Линли подумал над этим. Он видел, что Алатея ждёт его реакции, возможно готовясь к худшему: отвращению, растерянности, неприятию, любопытству, жалости… Она оказалась одной из пяти братьев в мире, где быть мужчиной означало обладать всеми привилегиями, каких просто не могло быть у женщины. Она знала, что большинство мужчин никогда не поймут, почему бы вдруг какому-то мужчине в их мире захотелось изменить пол, стать не тем, кем он родился. А именно это она и сделала, судя по всему. И Алатея утвердила инспектора в этой догадке, сказав:

— Даже когда я была ещё Сантьяго, я была женщиной. Да, у меня было мужское тело. Но мужчиной я не была. А жить вот так… не принадлежать ни к тем, ни к этим… иметь тело, которое не чувствуешь как своё… страстно желать всё изменить, быть готовой на всё, лишь бы добиться естественного для себя состояния…

— И вы стали женщиной, — пробормотал Линли.

— Да, я изменила пол. Я уехала из Санта-Марии, потому что хотела жить как женщина, а там это было невозможно. Из-за отца, его положения в городе, из-за семьи. Много было причин. А потом появился Рауль. У него были деньги, необходимые мне для того, чтобы стать женщиной, и у него были свои причины. И мы заключили сделку. Никто больше не был в неё вовлечён, никто ничего не знал.

Алатея грустно посмотрела на Линли. За свою жизнь Томас повидал много чувств, отражавшихся на лицах людей, людей отчаявшихся, лукавящих, застенчивых, людей, которые пытались скрыть правду. Им всегда казалось, что они могут скрыть свою истинную натуру, но удавалось это только социопатам. Потому что реальность такова, что глаза — это действительно окна души, а души нет только у психически больных.

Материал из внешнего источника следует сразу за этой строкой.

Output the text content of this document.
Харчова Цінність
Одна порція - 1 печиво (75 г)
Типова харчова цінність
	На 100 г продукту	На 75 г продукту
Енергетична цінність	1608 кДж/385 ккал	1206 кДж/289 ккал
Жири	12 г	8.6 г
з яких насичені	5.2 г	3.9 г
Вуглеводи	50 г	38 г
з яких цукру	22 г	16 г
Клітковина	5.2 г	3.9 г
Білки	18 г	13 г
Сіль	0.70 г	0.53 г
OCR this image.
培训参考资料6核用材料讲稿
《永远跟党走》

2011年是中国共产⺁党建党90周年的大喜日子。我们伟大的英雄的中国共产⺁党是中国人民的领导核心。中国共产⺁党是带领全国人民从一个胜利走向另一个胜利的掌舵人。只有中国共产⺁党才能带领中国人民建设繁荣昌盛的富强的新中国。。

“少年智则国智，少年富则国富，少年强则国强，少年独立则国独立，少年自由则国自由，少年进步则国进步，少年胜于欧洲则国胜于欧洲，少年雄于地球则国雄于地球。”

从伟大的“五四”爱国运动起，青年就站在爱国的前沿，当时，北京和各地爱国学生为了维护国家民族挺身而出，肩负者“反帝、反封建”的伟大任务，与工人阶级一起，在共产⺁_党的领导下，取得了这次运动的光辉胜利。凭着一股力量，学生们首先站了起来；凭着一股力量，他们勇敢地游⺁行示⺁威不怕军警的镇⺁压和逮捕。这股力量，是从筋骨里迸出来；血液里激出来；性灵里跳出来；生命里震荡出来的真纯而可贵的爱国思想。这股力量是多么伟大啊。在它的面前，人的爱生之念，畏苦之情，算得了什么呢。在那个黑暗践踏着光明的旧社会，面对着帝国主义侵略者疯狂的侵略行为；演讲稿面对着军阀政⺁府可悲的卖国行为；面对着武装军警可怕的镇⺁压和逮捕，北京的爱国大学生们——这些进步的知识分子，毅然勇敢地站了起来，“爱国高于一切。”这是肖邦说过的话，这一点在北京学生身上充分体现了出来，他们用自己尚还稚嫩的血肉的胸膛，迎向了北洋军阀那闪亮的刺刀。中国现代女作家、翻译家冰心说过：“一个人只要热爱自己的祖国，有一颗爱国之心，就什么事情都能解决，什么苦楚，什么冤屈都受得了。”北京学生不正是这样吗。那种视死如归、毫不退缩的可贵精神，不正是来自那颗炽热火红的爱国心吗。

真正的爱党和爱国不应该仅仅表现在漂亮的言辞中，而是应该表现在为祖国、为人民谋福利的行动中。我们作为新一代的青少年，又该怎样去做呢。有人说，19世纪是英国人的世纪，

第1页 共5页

Напротив диванчика, на котором сидела Алатея, имелась скамья. Линли опустился на неё и сказал:

— Значит, смерть Яна Крессуэлла…

— Я к ней не имею никакого отношения. Если бы я кого-то и убила, то это был бы Рауль Монтенегро, но я не хочу его убивать. И никогда не хотела. Я хотела просто сбежать от него, но и это не потому, что боялась, что он меня выдаст. Он не стал бы этого делать, потому что ему необходима была некая женщина, которая была бы полностью в его власти. Не настоящая женщина, понимаете? Не настоящая, а именно мужчина, который превратился в женщину, чтобы Рауль не потерял репутацию в своём мире мачо. Но вот чего он не понимал и чего я ему не говорила, так это то, что я вовсе не меняюсь, потому что я уже женщина. Мне просто нужна была операция, чтобы это подтвердить.